Always try to have multiple slides with short content, images, gifs, and other interactive activities.
Interactive presentation platforms such as AhaSlides can help you in creating engaging presentations with interactive quizzes, polls, and other activities.
#4 – Share real-life examples and data
This is one of the most important parts of a marketing presentation. You could have all the information clearly laid out for your audience, but nothing beats having relevant data and insights to support your content.
More than wanting to see some random numbers or data on the slides, your audience might want to know what you concluded from it and how you came to that conclusion.
You should also have clear information on how you are planning to use this data to your advantage.
#5 – Have shareable moments
We are moving to an era where everyone wants to be loud – tell their circle what they’ve been up to or the new things they’ve learned.
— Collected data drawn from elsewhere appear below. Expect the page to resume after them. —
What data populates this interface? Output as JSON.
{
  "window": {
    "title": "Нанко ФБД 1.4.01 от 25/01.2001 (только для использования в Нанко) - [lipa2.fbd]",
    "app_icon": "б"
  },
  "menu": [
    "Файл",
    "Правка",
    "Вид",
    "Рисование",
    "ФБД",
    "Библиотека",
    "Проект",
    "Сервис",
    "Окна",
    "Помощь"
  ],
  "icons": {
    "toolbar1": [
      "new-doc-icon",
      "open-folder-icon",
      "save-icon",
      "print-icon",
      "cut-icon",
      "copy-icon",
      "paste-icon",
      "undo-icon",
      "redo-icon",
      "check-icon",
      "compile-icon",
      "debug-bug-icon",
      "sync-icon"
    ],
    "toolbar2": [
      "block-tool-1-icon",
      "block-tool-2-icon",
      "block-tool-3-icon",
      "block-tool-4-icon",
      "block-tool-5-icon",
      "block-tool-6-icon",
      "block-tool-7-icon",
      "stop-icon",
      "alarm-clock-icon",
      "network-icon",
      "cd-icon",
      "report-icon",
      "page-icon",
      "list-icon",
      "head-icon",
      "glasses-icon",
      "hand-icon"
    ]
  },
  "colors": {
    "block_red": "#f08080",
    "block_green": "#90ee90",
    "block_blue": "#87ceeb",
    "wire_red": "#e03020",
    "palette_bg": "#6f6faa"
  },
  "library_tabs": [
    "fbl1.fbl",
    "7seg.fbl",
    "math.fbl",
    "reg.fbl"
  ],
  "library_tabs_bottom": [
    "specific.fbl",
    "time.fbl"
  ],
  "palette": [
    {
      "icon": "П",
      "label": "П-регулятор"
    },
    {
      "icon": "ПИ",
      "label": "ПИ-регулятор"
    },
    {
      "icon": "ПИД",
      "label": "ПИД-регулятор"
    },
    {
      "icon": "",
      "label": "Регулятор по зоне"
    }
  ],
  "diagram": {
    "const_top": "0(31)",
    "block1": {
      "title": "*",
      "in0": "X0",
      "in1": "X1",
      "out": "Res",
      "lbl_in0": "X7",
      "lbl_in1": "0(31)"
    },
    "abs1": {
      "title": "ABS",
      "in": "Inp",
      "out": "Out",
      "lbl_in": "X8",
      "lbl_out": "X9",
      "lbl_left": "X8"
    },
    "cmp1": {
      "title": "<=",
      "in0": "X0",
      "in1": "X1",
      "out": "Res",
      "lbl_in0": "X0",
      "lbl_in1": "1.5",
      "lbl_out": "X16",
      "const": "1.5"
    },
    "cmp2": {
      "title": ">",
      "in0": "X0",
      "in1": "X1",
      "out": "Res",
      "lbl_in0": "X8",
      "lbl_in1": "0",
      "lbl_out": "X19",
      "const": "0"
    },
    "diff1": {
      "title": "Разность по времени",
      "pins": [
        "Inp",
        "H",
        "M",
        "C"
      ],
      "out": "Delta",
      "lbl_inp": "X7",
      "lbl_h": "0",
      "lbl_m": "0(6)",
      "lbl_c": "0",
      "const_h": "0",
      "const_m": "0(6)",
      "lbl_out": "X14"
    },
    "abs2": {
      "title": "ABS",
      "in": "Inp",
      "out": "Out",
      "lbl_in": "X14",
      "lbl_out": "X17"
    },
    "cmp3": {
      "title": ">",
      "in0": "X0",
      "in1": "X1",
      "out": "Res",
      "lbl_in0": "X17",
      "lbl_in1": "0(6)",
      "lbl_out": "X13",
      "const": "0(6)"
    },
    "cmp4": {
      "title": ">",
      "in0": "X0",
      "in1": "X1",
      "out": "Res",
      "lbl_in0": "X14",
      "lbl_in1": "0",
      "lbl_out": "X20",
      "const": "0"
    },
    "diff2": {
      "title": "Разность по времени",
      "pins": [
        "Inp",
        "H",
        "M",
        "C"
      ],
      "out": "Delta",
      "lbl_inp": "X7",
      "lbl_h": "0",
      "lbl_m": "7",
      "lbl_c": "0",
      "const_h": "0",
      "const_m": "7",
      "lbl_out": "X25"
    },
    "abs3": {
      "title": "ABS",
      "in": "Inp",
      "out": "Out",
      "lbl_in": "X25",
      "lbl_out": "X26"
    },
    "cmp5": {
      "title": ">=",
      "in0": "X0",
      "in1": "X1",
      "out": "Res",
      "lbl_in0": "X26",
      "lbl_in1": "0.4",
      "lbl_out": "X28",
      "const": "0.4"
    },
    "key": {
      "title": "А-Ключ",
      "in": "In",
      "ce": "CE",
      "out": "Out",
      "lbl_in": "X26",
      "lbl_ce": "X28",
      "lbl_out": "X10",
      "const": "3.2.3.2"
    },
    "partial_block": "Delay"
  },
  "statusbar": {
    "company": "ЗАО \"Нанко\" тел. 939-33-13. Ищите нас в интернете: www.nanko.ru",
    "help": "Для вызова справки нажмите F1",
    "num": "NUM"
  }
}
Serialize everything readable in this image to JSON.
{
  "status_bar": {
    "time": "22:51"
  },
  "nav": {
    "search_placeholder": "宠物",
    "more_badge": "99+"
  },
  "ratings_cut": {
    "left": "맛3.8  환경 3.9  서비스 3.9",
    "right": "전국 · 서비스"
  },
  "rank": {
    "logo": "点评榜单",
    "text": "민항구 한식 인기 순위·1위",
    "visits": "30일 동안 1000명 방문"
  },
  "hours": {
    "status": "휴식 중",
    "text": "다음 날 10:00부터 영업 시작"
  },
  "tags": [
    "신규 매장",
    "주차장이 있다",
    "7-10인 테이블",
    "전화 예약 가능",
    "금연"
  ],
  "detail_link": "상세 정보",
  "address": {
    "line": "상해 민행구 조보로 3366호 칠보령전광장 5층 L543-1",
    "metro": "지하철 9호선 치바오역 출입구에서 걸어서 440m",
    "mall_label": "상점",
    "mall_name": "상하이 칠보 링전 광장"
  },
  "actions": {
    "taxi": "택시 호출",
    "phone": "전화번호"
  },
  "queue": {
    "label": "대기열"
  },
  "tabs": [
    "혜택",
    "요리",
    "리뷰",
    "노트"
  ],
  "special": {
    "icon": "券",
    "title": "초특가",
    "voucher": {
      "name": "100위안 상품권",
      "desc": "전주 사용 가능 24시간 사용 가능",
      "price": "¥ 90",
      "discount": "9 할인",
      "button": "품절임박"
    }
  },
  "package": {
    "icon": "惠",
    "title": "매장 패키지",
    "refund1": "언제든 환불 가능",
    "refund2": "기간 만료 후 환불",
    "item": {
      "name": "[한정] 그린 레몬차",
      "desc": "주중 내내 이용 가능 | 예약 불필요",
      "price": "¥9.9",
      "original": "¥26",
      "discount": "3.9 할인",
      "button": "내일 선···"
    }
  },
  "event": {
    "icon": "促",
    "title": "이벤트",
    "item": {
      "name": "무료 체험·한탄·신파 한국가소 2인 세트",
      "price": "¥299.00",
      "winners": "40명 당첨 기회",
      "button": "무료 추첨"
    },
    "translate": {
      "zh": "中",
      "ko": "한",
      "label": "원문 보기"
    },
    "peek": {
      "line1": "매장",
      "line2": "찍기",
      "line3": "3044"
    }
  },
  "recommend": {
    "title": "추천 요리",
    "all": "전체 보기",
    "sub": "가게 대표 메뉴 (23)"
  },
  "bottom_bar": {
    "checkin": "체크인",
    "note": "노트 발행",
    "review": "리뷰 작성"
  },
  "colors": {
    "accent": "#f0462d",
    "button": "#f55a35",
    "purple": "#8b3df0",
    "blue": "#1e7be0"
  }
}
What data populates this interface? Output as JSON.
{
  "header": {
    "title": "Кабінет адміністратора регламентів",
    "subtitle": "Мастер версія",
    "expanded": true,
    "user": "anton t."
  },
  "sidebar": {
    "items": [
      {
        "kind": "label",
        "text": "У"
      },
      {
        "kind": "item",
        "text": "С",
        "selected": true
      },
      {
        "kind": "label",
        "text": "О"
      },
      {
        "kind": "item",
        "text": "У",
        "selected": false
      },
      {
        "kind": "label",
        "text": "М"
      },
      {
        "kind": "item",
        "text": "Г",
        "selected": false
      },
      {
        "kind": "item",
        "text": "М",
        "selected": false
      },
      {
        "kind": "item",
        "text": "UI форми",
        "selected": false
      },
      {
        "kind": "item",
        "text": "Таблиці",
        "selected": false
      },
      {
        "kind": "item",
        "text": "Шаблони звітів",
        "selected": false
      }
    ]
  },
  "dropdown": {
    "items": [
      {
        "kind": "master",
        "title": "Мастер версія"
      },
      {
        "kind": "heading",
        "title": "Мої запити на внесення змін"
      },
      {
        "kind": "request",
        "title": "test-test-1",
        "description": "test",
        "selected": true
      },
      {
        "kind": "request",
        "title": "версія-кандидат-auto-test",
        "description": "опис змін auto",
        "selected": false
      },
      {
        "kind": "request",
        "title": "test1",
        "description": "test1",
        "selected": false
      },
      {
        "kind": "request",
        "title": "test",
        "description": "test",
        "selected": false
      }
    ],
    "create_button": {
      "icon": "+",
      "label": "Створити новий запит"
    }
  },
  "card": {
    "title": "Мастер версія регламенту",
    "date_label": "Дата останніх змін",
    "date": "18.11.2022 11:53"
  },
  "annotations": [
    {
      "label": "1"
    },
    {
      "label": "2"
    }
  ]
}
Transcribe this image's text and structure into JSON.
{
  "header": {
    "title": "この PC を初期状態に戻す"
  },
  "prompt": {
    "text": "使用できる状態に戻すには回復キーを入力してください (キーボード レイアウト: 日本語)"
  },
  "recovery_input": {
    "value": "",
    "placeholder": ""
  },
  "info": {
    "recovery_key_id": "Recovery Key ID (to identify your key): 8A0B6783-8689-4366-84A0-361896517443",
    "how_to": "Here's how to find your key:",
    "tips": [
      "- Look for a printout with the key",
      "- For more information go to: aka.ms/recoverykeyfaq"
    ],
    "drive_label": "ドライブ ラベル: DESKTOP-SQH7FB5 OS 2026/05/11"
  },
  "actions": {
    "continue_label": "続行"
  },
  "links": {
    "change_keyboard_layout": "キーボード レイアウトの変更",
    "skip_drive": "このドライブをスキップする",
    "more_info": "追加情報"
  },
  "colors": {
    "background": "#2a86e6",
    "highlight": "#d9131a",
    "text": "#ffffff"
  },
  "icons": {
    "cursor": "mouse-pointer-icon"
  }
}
People like it when they are given a “natural” opportunity to share information or moments from a marketing presentation or a conference.
But you cannot force this. One of the best ways to do this is to have quotable catch-phrases or moments in your marketing presentation that the audience can mostly share verbatim or as a picture or video.
These could be new industry trends, any specific features of your product or service that can be shared before the launch, or any interesting data that others could use.
On such slides, have your social media hashtag or company’s handle mentioned so that your audience can tag you as well.
#6 – Have a uniformity in your presentation
Most often we tend to focus more on the content when creating a marketing presentation and often forget about how important the visual appeal is. Try to have a solid theme throughout your presentation.
You could use your brand colours, designs or font in your presentation. This will make your audience get more familiar with your brand.
#7 – Take feedback from the audience
Everyone will be protective of their “baby” and no one wants to hear anything negative right? Feedback need not necessarily be negative, especially when you are delivering a marketing presentation.
Feedback from your audience will definitely help you in making necessary improvements to your marketing plan. You could have an organised Q&A session at the end of the presentation.
Regardless of exactly why you are here, making a marketing presentation doesn’t have to be a daunting task. Whether you are in charge of launching a new product or service, or you simply want to be an ace in making marketing presentations, you can use this guide to your advantage.
Keep these in mind when creating your marketing presentation.